My dad saw that I was kind of a mess and put a basketball goal up in the driveway. He bought me a ball and set it in the garage. Here was my escape, if I wanted it.

*****

The time will come when you are the 14-year old kid, homesick and ready to give up. Maybe it's already here, and you girls are reading this in a place of great darkness. If so, dig in.

*****

To make a long story short, I came out of my room. I stopped looking at the stars and I stopped crying. I picked up a basketball and I started shooting. I didn't stop hurting-the pain was still there, but as long as I was running and jumping and sweating, I didn't notice it as much.

To make an even longer story short, some pretty amazing things started happening. A boy named Mike Chavez walked up the driveway one day and asked me if I wanted to play basketball. Not on my goal, though. At his school. I joined Mike's school and played on his team, kept practicing, and eventually got a basketball scholarship. I wound up at Rochester College in Michigan, where I met your mother.

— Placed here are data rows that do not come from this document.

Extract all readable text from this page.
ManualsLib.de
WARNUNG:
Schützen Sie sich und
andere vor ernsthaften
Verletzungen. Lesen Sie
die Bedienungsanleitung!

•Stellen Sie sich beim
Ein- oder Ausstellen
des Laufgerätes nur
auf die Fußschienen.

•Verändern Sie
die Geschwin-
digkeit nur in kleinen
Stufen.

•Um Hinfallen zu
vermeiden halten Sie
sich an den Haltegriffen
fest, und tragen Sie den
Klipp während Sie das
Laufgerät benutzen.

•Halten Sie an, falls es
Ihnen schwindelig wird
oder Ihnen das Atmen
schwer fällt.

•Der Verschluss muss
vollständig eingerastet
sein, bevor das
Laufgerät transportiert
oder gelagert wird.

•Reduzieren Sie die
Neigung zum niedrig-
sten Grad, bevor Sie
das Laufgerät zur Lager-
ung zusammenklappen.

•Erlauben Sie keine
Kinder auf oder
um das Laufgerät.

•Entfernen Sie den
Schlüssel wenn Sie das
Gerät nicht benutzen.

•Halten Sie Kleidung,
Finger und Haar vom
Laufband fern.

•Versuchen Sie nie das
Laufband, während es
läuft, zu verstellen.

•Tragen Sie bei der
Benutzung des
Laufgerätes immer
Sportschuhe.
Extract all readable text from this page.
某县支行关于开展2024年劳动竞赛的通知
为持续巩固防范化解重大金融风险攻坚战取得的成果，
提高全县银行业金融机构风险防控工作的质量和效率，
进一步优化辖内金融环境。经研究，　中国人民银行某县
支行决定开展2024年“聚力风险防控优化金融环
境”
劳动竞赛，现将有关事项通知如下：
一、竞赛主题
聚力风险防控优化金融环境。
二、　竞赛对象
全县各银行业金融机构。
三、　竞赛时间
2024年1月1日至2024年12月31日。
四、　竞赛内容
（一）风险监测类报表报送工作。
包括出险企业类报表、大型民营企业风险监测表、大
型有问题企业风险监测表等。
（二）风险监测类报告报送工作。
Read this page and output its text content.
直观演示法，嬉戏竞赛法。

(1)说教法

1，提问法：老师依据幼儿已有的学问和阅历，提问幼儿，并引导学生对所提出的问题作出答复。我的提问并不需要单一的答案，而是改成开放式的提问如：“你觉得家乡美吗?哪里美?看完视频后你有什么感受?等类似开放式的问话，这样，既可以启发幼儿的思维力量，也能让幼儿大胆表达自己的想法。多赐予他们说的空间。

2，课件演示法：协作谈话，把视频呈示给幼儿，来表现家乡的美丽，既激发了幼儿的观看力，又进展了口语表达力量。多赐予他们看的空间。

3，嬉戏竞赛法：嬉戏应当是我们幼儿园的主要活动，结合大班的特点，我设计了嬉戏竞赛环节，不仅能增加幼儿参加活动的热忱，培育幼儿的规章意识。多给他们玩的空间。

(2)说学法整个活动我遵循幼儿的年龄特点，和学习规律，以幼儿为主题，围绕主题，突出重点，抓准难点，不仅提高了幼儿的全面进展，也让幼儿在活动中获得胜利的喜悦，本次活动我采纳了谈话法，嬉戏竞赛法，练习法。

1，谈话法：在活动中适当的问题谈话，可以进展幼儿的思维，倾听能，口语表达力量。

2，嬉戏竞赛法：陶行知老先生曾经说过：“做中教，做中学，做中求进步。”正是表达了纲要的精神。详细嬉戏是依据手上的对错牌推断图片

Looking back, I wouldn't change any part of my history. Every bit of that pain had a purpose. If I hadn't felt so desperately alone, I might not have practiced as hard as I did. And if I hadn't met Mike Chavez, I wouldn't have met your mother or been your father.

*****

If I died before we could shoot hoops on a driveway together, I'm sorry. You'll have to make do on this one. Find a basketball and a driveway that has a hoop on it-someone in my family is bound to have both. Dribble around and find a sweet spot. At our house in Missouri, the sweet spot was on the high part of the driveway, where you could just roll the ball off your fingertips and the rim would gobble it up. Take a few shots until it starts to feel right. I wish I could be there to rebound for you, to pull the ball out of the net and flick it back into your hands. But this isn't about me-this moment is about you.

We don't see how we're connected until we've already made most of the important decisions in life. When I was 14 and shooting in the driveway I thought I was playing by myself, but I wasn't. I was playing for more, much more than any game I'd ever compete in. I was playing for you girls, for the chance to be your Dad.

If you're still on the driveway, take one more shot for me. Bounce the ball first, off of the house or a car, so that it comes back to you. That will be my pass to you. Line up the shot and let it go.

Close your eyes and wait for the sound of the net. When you hear the snap of the nylon, you'll know you made it. When I was 14, that was the sound of the darkness breaking.